Аркадий Семенович наклонился к брату, взял его за плечо. Тот вскинул на него глаза.
– Кто?
Ответа не последовало.
– Кто? – повторил Николай Семенович.
– Какая теперь разница? Я тебя предупреждал – Игорь не годится.
– Кто, я спрашиваю?! – прошипел Заботкин-младший.
– Ты его не знаешь. – И, наклонившись к самому его уху, прошлепал что-то губами.
Братья еще некоторое время размахивали руками, что-то доказывая друг другу. Они говорили достаточно тихо, слова вязли в шуме машин и разноязычном гомоне кафе, но официант, протиравший у стойки бара бокалы, заслышав русскую речь, напрягся, перешел поближе к их столику.
С противоположной стороны улицы из такого же уличного кафе братья Заботкины выглядели благополучными, довольными жизнью и друг другом бизнесменами. Сидящему здесь Анатолию Борисовичу Труссу даже показалось, что один из них вот-вот зайдется в неудержимом от рассказанного, по всей видимости, очень веселого анекдота хохоте.
К их столику подошел высокий молодой человек.
Марат Антонович Твеленев до сорокадевятилетнего возраста, что называется, капли в рот не брал. Ни в школе, где сверстники-старшеклассники выпитыми бутылками доказывали свою половую искушенность, ни в литинституте, который, как говорят, всегда славился особым уважением начинающих «инженеров человеческих душ» к исконно русскому напитку, и редко кому из них удавалось выбиться в классики без многочисленных загулов и запоев. Марат же – ни грамма, даже в Новый год, даже шампанского, чем конечно же вызывал немало нареканий со стороны приятелей и подруг. Ему даже предлагали взять псевдоним «Непьющий».

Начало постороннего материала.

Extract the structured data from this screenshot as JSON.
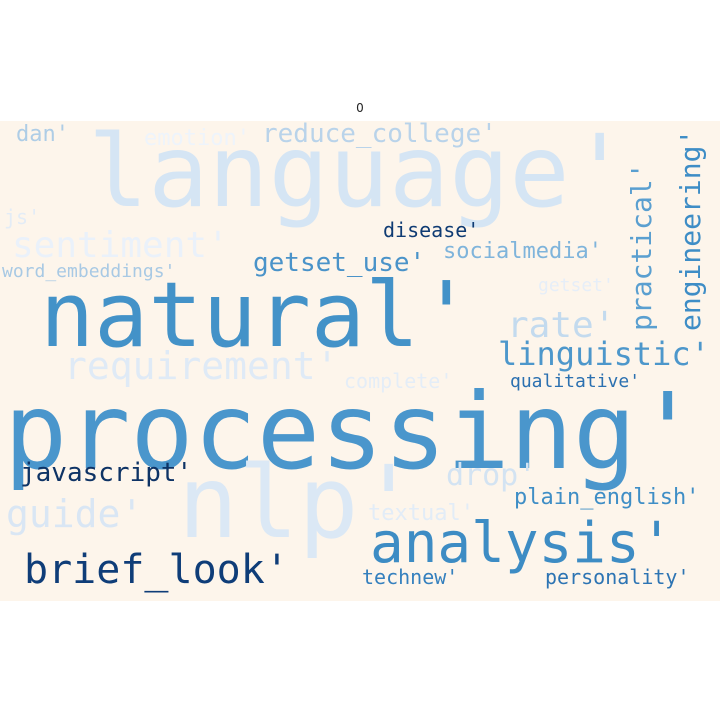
{
  "title": "0",
  "background": "#fdf5eb",
  "words": [
    {
      "text": "language'",
      "color": "#d5e5f4"
    },
    {
      "text": "natural'",
      "color": "#4392c8"
    },
    {
      "text": "processing'",
      "color": "#4a96cc"
    },
    {
      "text": "nlp'",
      "color": "#dbe8f5"
    },
    {
      "text": "analysis'",
      "color": "#3d8cc4"
    },
    {
      "text": "brief_look'",
      "color": "#0f3d78"
    },
    {
      "text": "sentiment'",
      "color": "#eaf1fa"
    },
    {
      "text": "requirement'",
      "color": "#dfeaf6"
    },
    {
      "text": "guide'",
      "color": "#d9e6f4"
    },
    {
      "text": "reduce_college'",
      "color": "#b9d3ea"
    },
    {
      "text": "emotion'",
      "color": "#eef4fb"
    },
    {
      "text": "dan'",
      "color": "#aecde6"
    },
    {
      "text": "js'",
      "color": "#e3ecf6"
    },
    {
      "text": "word_embeddings'",
      "color": "#a8c9e4"
    },
    {
      "text": "getset_use'",
      "color": "#4a93c9"
    },
    {
      "text": "disease'",
      "color": "#0f3b73"
    },
    {
      "text": "socialmedia'",
      "color": "#7fb4db"
    },
    {
      "text": "rate'",
      "color": "#c3daee"
    },
    {
      "text": "linguistic'",
      "color": "#4d97cb"
    },
    {
      "text": "getset'",
      "color": "#e6eef8"
    },
    {
      "text": "complete'",
      "color": "#e4edf7"
    },
    {
      "text": "qualitative'",
      "color": "#2b70b0"
    },
    {
      "text": "javascript'",
      "color": "#0e3365"
    },
    {
      "text": "drop'",
      "color": "#d3e3f2"
    },
    {
      "text": "plain_english'",
      "color": "#3f8ec6"
    },
    {
      "text": "textual'",
      "color": "#e2ecf7"
    },
    {
      "text": "technew'",
      "color": "#3580be"
    },
    {
      "text": "personality'",
      "color": "#2d74b3"
    },
    {
      "text": "practical'",
      "color": "#5a9fd0"
    },
    {
      "text": "engineering'",
      "color": "#3e8dc6"
    }
  ]
}
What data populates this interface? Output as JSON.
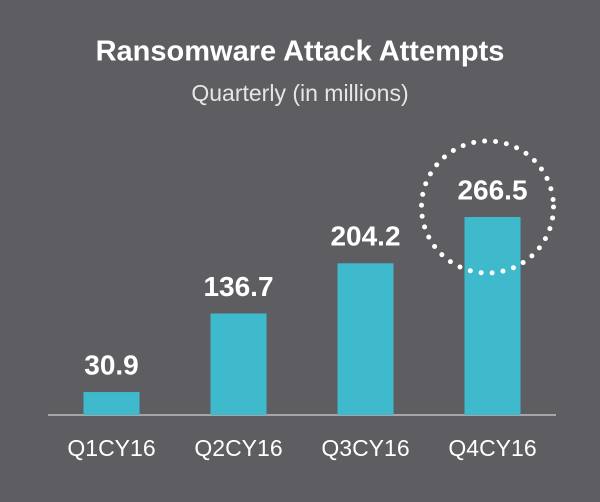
{
  "chart_data": {
    "type": "bar",
    "title": "Ransomware Attack Attempts",
    "subtitle": "Quarterly (in millions)",
    "categories": [
      "Q1CY16",
      "Q2CY16",
      "Q3CY16",
      "Q4CY16"
    ],
    "values": [
      30.9,
      136.7,
      204.2,
      266.5
    ],
    "color": "#3fb9cc"
  }
}
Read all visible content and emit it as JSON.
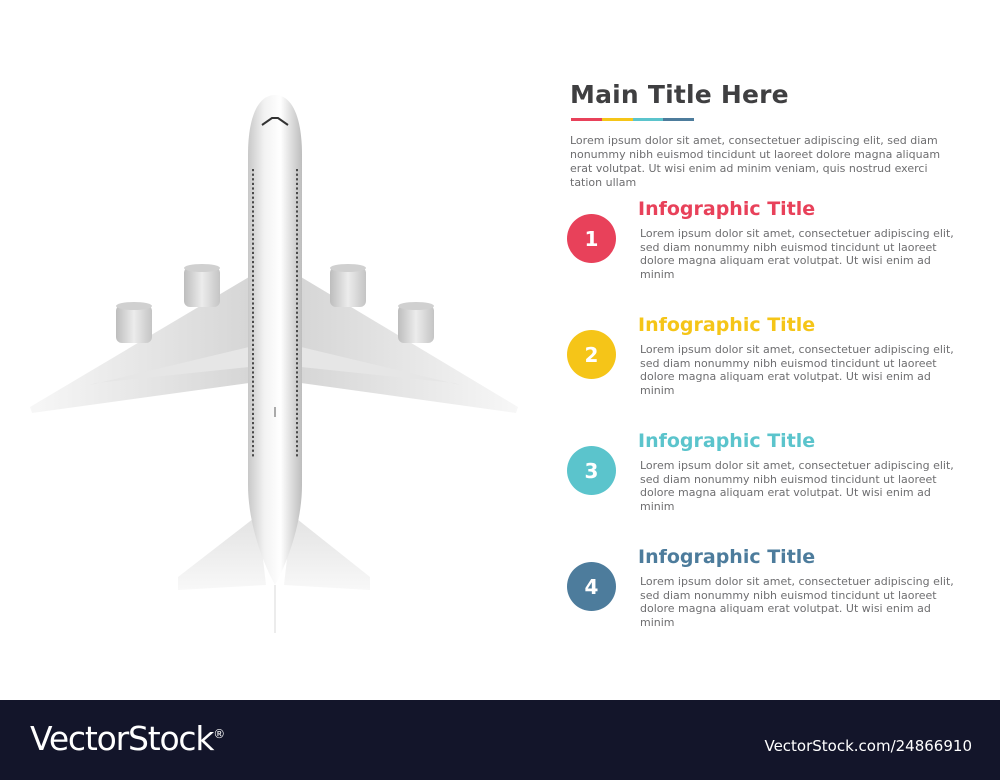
{
  "main": {
    "title": "Main Title Here",
    "rule_colors": [
      "#e8415a",
      "#f5c518",
      "#5bc4cc",
      "#4d7c9c"
    ],
    "intro": "Lorem ipsum dolor sit amet, consectetuer adipiscing elit, sed diam nonummy nibh euismod tincidunt ut laoreet dolore magna aliquam erat volutpat. Ut wisi enim ad minim veniam, quis nostrud exerci tation ullam"
  },
  "steps": [
    {
      "number": "1",
      "title": "Infographic Title",
      "color": "#e8415a",
      "text": "Lorem ipsum dolor sit amet, consectetuer adipiscing elit, sed diam nonummy nibh euismod tincidunt ut laoreet dolore magna aliquam erat volutpat. Ut wisi enim ad minim"
    },
    {
      "number": "2",
      "title": "Infographic Title",
      "color": "#f5c518",
      "text": "Lorem ipsum dolor sit amet, consectetuer adipiscing elit, sed diam nonummy nibh euismod tincidunt ut laoreet dolore magna aliquam erat volutpat. Ut wisi enim ad minim"
    },
    {
      "number": "3",
      "title": "Infographic Title",
      "color": "#5bc4cc",
      "text": "Lorem ipsum dolor sit amet, consectetuer adipiscing elit, sed diam nonummy nibh euismod tincidunt ut laoreet dolore magna aliquam erat volutpat. Ut wisi enim ad minim"
    },
    {
      "number": "4",
      "title": "Infographic Title",
      "color": "#4d7c9c",
      "text": "Lorem ipsum dolor sit amet, consectetuer adipiscing elit, sed diam nonummy nibh euismod tincidunt ut laoreet dolore magna aliquam erat volutpat. Ut wisi enim ad minim"
    }
  ],
  "footer": {
    "brand": "VectorStock",
    "brand_mark": "®",
    "image_id": "VectorStock.com/24866910"
  }
}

«А что, – увещевали приверженцы творений бога Бахуса, – есть же Непомнящий, неглупый, кстати, мужик, или, скажем, Невинный – замечательный актер. А ты будешь Непьющим. Представляешь: Марат Непьющий! «Евгения, о, нега!» Роман в стихах! Да все с ума посходят от зависти. И запомнить легко: Петровых, Ивановых – пруд пруди, Непьющий писатель – эксклюзив. А главное – фамилией хоть как-то оправдаешь свой идиотизм».
Марат только посмеивался, но был неумолим – нет и никаких. Этому несвойственному Руси воздержанию научил его отец-композитор, не теоретическими выкладками – личным примером демонстрировавший преимущества трезвого образа жизни. До сорока девяти лет не знал Марат Антонович не то что вкуса – запаха алкоголя, все окружающие думали – так и помрет человек, не оросив губ виноградным нектаром. Но…
…С детских лет он был крайне нелюдим, никого, кроме матери Ксении Никитичны, не признавал, особенно недолюбливал отца. С годами эта нелюбовь перешла в другое качество – он перестал его замечать: был вежлив, послушен, ни по какому поводу не спорил, по утрам здоровался, как приветствуют на улице малознакомого человека, на вопросы отвечал односложно, сам же никаких вопросов никогда к отцу не обращал. Как ни билась Ксения Никитична, сколько слез украдкой ни пролила, что только ни предпринимала – и уговоры, и наказания, и восхваление неоспоримых отцовских достоинств, и бесконечные подарки, подарки, подарки от своего и его имени – стена сыновнего неприятия оставалась неколебимой. А когда появилась сестра Надежда, про изъян Марата как-то все разом забыли, переключились на очаровательную, чрезвычайно приветливую и общительную малышку, которая с первого же дня своего пребывания на свете стала всеобщей, и особенно отцовой, любимицей.